Mais surtout, et plus sérieusement, pourquoi vilipender la prostitution, qui pour moi reste un métier honorable et difficile pour peu qu'il ne soit pas pratiqué sous contrainte, et notamment la contrainte économique que j'aurais bien aimé voir citée, et accepter le prostitution de tous ceux qui ont vendu tout respect et toute morale, tous ceux qui se prostituent pour une élection ou un poste? Prostituée, péripatéticienne, c'est un métier. Pute c'est une mentalité: vénale, corrompue, dévoyée et perverse et il y en a dans toutes les couches de la société mais plus on monte dans l'échelle sociale et plus on en trouve. Est-ce que je dois citer des noms, où on pense tous aux mêmes ? :o)

Bonjour

L'ARGENT ET LE SEXE qui est un hors sujet car Mona ne parle pas de prostitution.

Est-ce que le fait qu'elle n'en parle pas m'interdit de soulever le débat.

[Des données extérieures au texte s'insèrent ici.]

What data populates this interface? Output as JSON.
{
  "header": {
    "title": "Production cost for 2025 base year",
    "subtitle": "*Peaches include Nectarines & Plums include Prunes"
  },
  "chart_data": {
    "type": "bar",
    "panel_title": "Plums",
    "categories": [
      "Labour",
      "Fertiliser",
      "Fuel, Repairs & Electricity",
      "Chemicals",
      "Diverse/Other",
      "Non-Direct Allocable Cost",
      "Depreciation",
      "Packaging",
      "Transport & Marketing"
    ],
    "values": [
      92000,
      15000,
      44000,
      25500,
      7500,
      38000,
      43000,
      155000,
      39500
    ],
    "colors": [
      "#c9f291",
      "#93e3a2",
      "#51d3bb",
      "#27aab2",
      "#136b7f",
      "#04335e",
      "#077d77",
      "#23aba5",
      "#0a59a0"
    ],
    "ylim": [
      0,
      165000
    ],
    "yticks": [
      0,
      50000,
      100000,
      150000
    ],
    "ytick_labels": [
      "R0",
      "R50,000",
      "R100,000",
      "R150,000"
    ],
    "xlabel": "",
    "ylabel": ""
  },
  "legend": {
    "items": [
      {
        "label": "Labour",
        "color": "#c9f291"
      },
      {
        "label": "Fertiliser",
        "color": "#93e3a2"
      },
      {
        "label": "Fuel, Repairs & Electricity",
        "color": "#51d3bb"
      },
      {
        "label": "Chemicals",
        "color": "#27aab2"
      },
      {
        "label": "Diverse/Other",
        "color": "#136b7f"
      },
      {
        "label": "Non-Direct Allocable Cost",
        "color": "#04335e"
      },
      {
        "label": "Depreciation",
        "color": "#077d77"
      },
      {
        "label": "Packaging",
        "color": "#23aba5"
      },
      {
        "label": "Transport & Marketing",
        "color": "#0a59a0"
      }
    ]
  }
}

Auriez-vous un problème avec le sujet ? Pour ma part, je n'en ai pas, et je vois une population, de femmes essentiellement, stigmatisée pour des raisons le plus souvent bourgeoises alors qu'elles souffrent comme les autres et peut-être plus que les autres sans qu'on n'ose aborder le sujet pour le comprendre et proposer des solutions. 

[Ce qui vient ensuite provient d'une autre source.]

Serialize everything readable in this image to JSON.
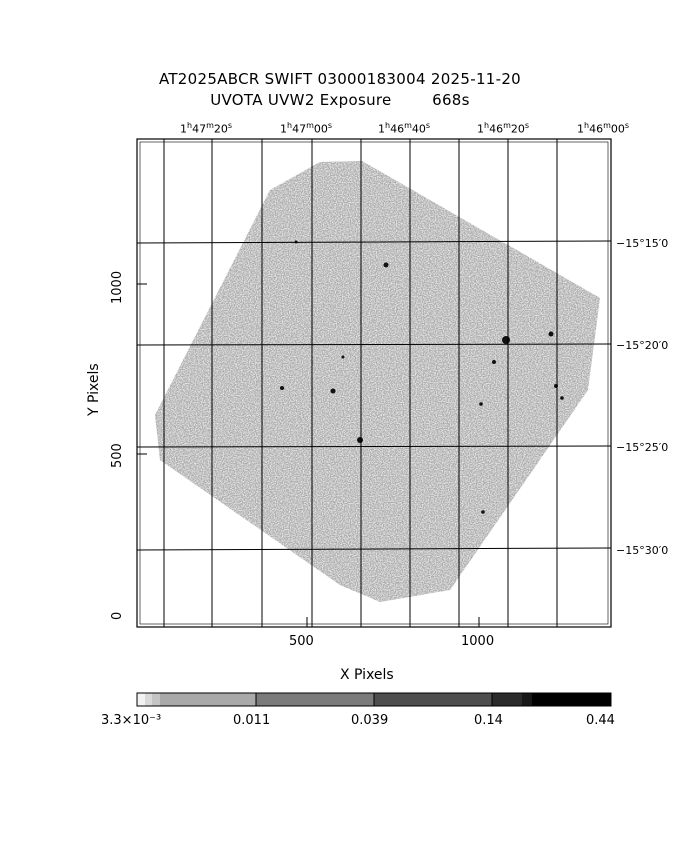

Je pense de plus en plus que je vais m'ouvrir un billet de blog. Vous m'y suivriez pour débattre ou le sujet est tabou ?

Le débat ainsi que votre blog donnera que certains sont pour et d'autres sont contre. 

Et puis de toute façon la prostitution est illégale en France comme beaucoup d'autres pays également. 

Oui, bien sûr, elle parle du consentement.

VOUS DÉLIREZ COMPARER LE FOOT-BALL ET LA PROSTITUTION ES CRÉDIBLE ? 

 RONALDO VENDAIT SON TALENT , SA FORCE SON INTELLIGNCE DE JEU ...ON AIME OU PAS .

ACHETER UN BILLET POUR VOIR UN MATCH DE FOOT BALL OU AUTRES SPORTS EST ÉGAL QUE DE PAYER POUR TOUCHER LE CORPS DES AUTRES ? 

C'EST DU DÉLIRE ; PAS DU DÉBAT .

top ! quel punch !

Rappelons que “Mon corps m’appartient” se dit aussi "Habeas corpus" depuis très longtemps...

« La phrase la plus révolutionnaire, c’est : “Mon corps m’appartient” ». Ce n’est sans doute pas ce que je dirais, même si je comprends tout à fait le sens de la proposition dans le contexte. «Mon corps m’appartient » signifie en effet que mon corps est ma propriété. Mais alors qui suis-je pour être le propriétaire de ce corps ? On voit bien que cela suppose de fait une distance entre lui et moi, et par conséquent aussi la possibilité de le faire circuler dans l’échange telle une marchandise. Je te le cède, du moins une partie, je te le loue pour ton profit ou ton plaisir, par exemple. Enfin, ce qui apparaît être ici « révolutionnaire » c’est finalement la défense d’un simple droit de propriété (en réalité ici assez étrange) dans la plus pure tradition libérale. Bref, je pense que si l’on veut être « révolutionnaire » on a tout intérêt à formuler les choses différemment.

Blaba qui néglige la réalité historique à laquelle je fais référence.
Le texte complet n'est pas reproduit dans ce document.